Investissement Durable

Grâce à ces méthodes à disposition des professionnels de l’immobilier, des efforts pour améliorer la durabilité du domaine ont déjà pu être réalisés. Les résultats du développement d’un immobilier durable se ressentent au niveau de la valeur économique que prennent les constructions de ce type, ainsi que par la croissance des investissements dans le domaine.

 

Figure 4 : Point de situation des investissements durables en Suisse

 

Comme l’indique ces deux figures, les investissements durables (1) ont connu une très forte croissance au cours des deux dernières années. Parmi les classes d’actifs les plus représentées au sein de ces investissements, le secteur immobilier se trouve en tête. Ainsi, la mise en place d’une stratégie durable dans le domaine permet d’attirer des investisseurs. L’image positive d’une certification par des écolabels comme Minergie garantit aussi l’engagement pour la durabilité et une meilleure gestion du risque, rassurant par-là les investisseurs.

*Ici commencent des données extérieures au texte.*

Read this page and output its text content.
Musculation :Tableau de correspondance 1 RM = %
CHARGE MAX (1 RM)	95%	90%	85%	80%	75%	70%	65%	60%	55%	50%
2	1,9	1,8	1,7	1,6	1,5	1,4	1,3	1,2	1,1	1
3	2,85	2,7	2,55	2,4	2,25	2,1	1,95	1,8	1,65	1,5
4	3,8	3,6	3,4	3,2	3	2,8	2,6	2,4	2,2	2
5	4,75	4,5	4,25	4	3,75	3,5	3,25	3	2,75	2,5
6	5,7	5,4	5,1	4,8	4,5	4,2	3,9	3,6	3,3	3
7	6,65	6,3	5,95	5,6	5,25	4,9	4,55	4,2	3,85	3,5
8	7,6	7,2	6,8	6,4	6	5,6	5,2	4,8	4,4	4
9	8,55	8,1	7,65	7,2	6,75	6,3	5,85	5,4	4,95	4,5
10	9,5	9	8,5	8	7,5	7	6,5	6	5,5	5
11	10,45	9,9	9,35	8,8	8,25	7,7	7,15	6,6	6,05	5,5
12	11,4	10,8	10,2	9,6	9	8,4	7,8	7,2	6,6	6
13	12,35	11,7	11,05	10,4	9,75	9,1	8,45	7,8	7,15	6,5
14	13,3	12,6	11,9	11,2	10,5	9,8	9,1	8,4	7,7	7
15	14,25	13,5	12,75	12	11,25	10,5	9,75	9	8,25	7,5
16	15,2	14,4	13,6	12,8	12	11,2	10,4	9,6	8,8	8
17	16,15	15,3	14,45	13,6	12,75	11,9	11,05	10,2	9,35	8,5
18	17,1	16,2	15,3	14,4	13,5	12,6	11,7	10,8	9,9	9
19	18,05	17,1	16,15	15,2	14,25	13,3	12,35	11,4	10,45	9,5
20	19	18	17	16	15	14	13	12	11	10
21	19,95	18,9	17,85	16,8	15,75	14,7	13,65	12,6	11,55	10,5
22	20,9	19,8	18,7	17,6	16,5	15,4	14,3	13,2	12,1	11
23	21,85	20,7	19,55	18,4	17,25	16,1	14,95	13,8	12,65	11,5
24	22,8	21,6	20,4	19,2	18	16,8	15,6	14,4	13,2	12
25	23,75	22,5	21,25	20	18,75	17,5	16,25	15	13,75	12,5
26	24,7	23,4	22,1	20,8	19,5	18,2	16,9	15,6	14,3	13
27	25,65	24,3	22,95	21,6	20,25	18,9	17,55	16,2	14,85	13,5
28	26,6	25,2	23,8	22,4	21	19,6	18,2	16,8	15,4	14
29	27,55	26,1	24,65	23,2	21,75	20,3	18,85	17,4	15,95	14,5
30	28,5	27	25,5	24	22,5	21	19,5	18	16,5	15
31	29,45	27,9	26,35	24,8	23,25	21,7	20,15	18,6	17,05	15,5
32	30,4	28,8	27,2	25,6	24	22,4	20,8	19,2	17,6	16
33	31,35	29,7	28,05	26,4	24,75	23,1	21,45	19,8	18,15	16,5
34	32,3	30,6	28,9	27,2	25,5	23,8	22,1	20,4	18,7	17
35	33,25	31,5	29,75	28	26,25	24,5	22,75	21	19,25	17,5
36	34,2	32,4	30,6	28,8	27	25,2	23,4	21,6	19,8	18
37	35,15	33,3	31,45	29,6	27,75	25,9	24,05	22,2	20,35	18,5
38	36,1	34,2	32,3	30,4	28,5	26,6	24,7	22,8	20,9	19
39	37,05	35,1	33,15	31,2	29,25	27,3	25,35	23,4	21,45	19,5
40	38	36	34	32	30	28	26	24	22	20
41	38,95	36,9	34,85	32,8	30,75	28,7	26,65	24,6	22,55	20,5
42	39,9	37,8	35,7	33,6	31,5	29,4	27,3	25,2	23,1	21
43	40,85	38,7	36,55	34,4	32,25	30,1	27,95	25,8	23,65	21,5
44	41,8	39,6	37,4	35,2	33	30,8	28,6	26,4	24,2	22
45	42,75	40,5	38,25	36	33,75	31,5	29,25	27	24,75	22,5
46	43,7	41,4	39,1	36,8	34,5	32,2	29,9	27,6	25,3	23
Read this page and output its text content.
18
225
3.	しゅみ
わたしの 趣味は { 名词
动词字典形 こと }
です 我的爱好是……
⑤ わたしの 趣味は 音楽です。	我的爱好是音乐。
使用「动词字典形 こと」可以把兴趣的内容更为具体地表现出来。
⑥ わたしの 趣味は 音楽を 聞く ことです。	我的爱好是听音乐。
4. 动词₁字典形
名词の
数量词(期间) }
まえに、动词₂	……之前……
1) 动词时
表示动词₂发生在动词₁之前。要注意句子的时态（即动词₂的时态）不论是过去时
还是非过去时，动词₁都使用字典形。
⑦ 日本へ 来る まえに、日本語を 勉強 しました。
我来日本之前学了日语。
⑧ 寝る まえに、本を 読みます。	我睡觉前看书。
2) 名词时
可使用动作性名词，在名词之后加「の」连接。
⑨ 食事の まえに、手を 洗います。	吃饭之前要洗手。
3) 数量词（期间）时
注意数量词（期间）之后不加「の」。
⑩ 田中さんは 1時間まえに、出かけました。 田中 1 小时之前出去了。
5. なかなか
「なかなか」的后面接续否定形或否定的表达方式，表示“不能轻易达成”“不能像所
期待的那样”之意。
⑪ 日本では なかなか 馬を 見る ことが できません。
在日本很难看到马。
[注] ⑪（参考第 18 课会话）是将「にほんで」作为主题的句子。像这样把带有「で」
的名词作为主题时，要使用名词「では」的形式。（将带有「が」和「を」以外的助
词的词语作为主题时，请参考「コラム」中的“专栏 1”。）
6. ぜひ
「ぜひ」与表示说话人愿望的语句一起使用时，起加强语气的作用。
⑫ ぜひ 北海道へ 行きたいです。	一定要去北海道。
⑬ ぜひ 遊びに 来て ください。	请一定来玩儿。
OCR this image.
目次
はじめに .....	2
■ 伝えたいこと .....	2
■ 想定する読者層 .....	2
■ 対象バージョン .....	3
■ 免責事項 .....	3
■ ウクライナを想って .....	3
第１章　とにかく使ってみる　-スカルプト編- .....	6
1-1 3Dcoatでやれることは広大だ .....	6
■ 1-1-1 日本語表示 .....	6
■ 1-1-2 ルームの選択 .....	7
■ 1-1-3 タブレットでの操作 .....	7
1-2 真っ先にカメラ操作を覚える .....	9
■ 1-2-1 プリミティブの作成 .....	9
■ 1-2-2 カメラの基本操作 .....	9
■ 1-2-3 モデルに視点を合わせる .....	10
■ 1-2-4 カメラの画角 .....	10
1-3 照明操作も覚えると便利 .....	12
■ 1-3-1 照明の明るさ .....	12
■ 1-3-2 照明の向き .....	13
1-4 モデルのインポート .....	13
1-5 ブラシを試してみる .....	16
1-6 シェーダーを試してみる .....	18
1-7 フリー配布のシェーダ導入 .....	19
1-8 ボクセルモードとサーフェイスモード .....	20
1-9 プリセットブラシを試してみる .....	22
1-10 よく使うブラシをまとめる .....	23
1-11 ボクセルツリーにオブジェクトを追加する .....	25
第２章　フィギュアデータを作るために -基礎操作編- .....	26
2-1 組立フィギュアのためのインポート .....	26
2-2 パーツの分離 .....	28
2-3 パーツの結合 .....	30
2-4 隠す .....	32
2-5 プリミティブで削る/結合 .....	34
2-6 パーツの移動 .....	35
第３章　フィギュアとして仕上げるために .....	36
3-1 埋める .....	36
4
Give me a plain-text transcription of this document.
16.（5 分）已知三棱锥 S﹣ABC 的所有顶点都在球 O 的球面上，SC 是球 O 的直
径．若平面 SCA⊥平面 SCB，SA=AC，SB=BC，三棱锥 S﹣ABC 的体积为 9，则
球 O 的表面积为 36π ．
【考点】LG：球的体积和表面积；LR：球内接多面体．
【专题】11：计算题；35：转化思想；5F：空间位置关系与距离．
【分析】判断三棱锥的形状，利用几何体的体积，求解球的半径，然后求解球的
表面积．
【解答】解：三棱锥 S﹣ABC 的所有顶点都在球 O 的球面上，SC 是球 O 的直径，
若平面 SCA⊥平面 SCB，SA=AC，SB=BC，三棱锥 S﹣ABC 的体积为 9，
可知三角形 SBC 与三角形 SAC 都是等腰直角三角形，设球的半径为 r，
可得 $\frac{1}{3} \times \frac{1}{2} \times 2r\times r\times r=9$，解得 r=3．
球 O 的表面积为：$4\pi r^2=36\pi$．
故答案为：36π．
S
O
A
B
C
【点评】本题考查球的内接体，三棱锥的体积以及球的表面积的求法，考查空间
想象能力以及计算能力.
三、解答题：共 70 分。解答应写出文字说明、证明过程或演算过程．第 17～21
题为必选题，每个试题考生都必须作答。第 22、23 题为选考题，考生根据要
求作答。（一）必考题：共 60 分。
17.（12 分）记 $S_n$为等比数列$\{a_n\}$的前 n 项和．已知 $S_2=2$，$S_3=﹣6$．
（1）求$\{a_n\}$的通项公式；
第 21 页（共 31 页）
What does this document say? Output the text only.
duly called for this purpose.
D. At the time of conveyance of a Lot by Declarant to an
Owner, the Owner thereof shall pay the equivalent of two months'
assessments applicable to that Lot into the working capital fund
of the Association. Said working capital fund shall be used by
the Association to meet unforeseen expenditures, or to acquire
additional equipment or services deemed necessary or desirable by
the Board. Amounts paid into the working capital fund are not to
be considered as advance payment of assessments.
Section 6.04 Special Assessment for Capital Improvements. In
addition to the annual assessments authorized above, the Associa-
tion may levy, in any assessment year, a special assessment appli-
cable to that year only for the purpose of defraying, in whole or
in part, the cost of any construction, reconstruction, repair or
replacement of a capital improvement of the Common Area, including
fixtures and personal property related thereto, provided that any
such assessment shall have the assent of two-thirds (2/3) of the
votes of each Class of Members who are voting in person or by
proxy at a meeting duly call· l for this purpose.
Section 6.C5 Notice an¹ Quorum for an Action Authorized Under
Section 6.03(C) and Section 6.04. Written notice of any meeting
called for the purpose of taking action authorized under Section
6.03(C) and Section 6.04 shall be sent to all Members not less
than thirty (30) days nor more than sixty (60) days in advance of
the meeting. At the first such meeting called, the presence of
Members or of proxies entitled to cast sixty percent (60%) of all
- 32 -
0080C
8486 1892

En plus des facteurs économiques, tels que la sécurité et l’augmentation du rendement adapté au risque, les investisseurs s’intéressent aujourd’hui davantage aux aspects environnementaux (faible consommation d’énergie et de ressources) et sociaux. L’immobilier durable paraît mieux préparé pour l’avenir : il semble garantir une réduction du risque et de meilleures perspectives de rendement. Par ailleurs, la tendance est au renforcement des normes de construction et des obligations de transparence. La nécessité d’une approche durable de l’immobilier s’annonce comme inéluctable.

 

Figure 5 : Évolution de la valeur de l’immobilier en Suisse

Grâce à ses avantages de sécurité et d’une vision tournée vers l’avenir, la valeur de l’immobilier durable (2) a considérablement augmenté ces dernières années. Les investisseurs institutionnels sont en particulier attirés par une approche d’investissement plus responsable. Investir dans l’immobilier durable se profile donc comme une stratégie à long terme, permettant un rendement économique, mais aussi environnemental. Les données de l’efficacité énergétique et de la réduction des émissions participent à l’attractivité du secteur, tout en permettant de se conformer aux législations en place.

 

Le développement de la durabilité dans le cadre immobilier a donc de beaux jours devant lui. La nécessité de la démarche durable dans les secteurs du bâtiment va se renforcer à l’aide d’outils législatifs contraignants, tout en devenant un impératif pour rester concurrentiel face aux autres entreprises présentes sur le marché.

 

 

(1) Swiss Sustainable Finance : Rapport sur l’investissement durable en Suisse 2019, Synthèse. URL : https://www.sustainablefinance.ch/upload/cms/user/2019_06_03_SSF_Rapport_sur_l_investissement_durable_en_suisse_2019_F_final_Screen.pdf

 

(2) Swiss Sustainable Finance : Guide de l’investissement durable: Contexte, approches et exemples pratiques à l’intention des investisseurs institutionnels en Suisse. P. 80.